Na educação do futuro, papéis de professor e aluno devem sofrer mudanças.

“Não estamos nessa cultura ainda. O grosso dos educadores ainda se compreende como detentor e transmissor de conhecimentos. Futuramente eles passarão a ser uma espécie de tutores, de facilitadores, orientando os alunos a terem ganhos de produtividade e a saber acessar textos, vídeos e fóruns até de outros países em relação ao assunto sobre o qual estão estudando. Estamos em uma fase de transição”, lembra o padre.


Ninguém tem ainda a fórmula para resolver o problema, mas alguns testes vêm sendo feitos em Minas e no país. São iniciativas como a criação de comitês com a participação de estudantes nas escolas, que pedem sugestões de melhorias aos maiores interessados na questão: os alunos. Maior envolvimento dos pais também está sendo buscado em projetos-piloto em escolas públicas nos estados de Goiás, Espírito Santo, Pará e Bahia, patrocinados pela Fundação Itaú Social. “Inspirados na reforma educacional de Nova York, contratamos um pai ou mãe em tempo integral dentro da escola, para acompanhar o clima institucional e checar casos como o do aluno que está faltando à aula, ir até a casa dele e procurar saber o que está acontecendo.
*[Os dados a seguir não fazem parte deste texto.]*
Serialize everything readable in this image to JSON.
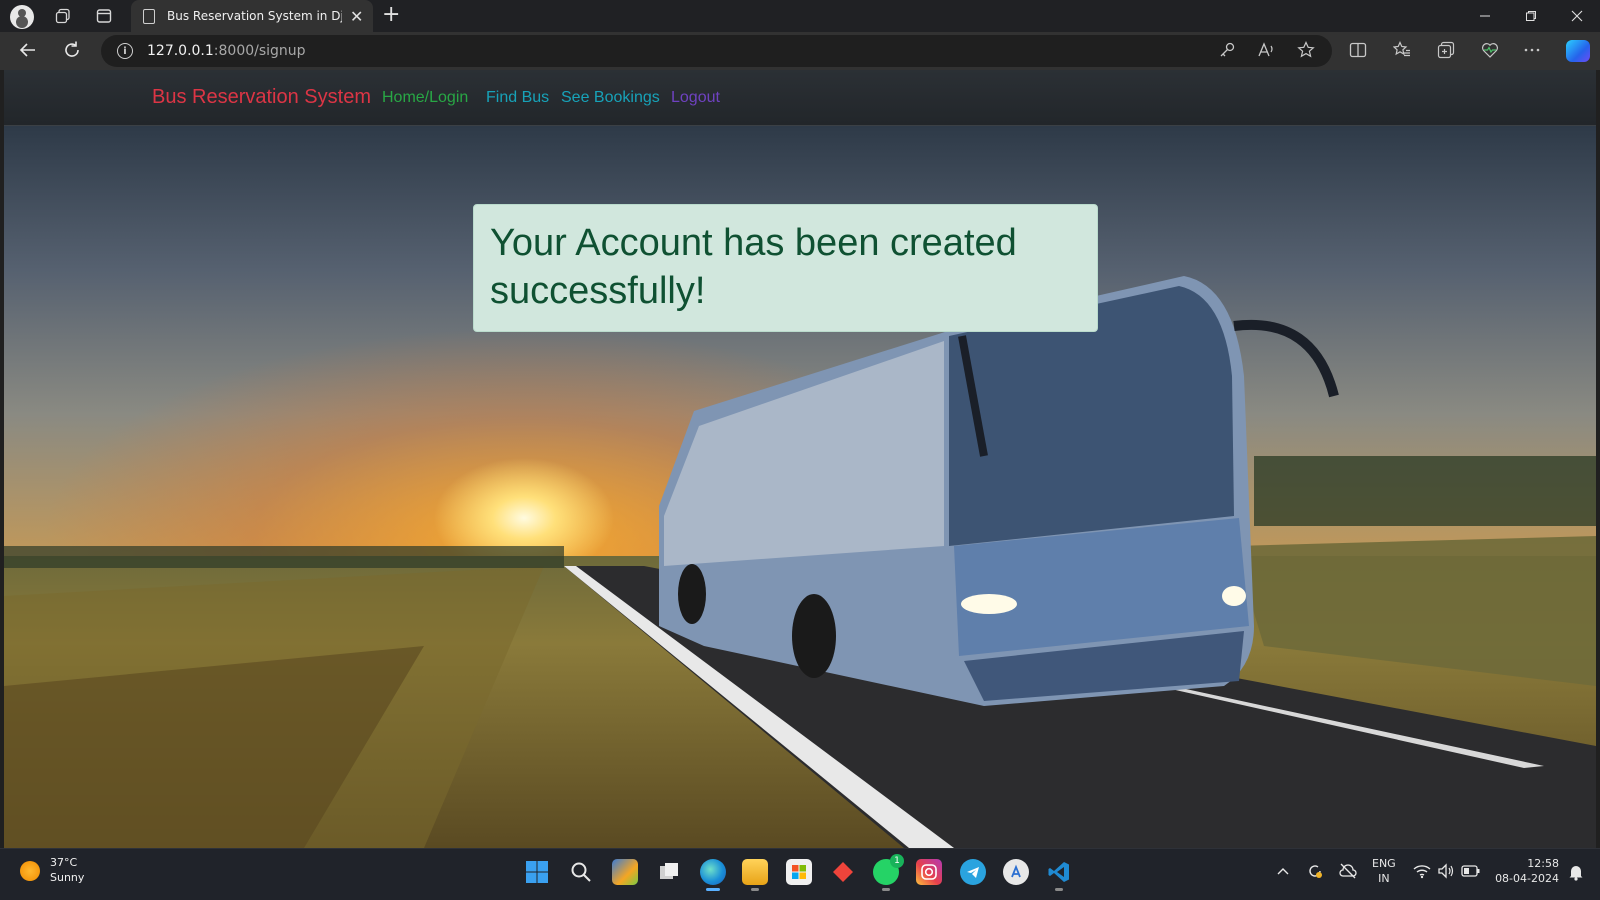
{
  "browser": {
    "tab_title": "Bus Reservation System in Djang",
    "url_host": "127.0.0.1",
    "url_path": ":8000/signup",
    "new_tab_symbol": "+",
    "close_tab_symbol": "✕"
  },
  "navbar": {
    "brand": "Bus Reservation System",
    "links": [
      {
        "label": "Home/Login",
        "color": "#28a745"
      },
      {
        "label": "Find Bus",
        "color": "#17a2b8"
      },
      {
        "label": "See Bookings",
        "color": "#17a2b8"
      },
      {
        "label": "Logout",
        "color": "#6f42c1"
      }
    ],
    "brand_color": "#dc3545"
  },
  "alert": {
    "message": "Your Account has been created successfully!",
    "bg_color": "#d1e7dd",
    "text_color": "#0f5132"
  },
  "taskbar": {
    "weather_temp": "37°C",
    "weather_desc": "Sunny",
    "lang_line1": "ENG",
    "lang_line2": "IN",
    "time": "12:58",
    "date": "08-04-2024",
    "whatsapp_badge": "1"
  }
}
Essa aproximação é necessária para que a família perceba que a escola não dá conta de tudo sozinha”, afirma a superintendente da instituição.


No Colégio Magnum, a solução foi estimular estudantes do ensino médio a atuar como monitores, tirando dúvidas dos próprios colegas.

“O sucesso das redes sociais traduz a característica da juventude atual, que pensa de forma compartilhada. Os jovens se sentem muito motivados a participar deste projeto e a ajudar os colegas. As notas no Enem melhoram”, constata Marco Antônio Barbosa, coordenador pedagógico da 3ª série do ensino médio.
O perfil do jovem estudante é ser pró-ativo. Segundo especialistas, a tendência é que caia em desuso a palavra aluno, que em latim significa “aquele que recebe a luz”. Como a nova escola está em construção, o termo está sendo criado para redefinir o estudante do novo milênio. “Aprendente” seria uma das possibilidades. A única coisa certa é que o jovem, especialmente no ensino médio, quer ser protagonista do processo educacional.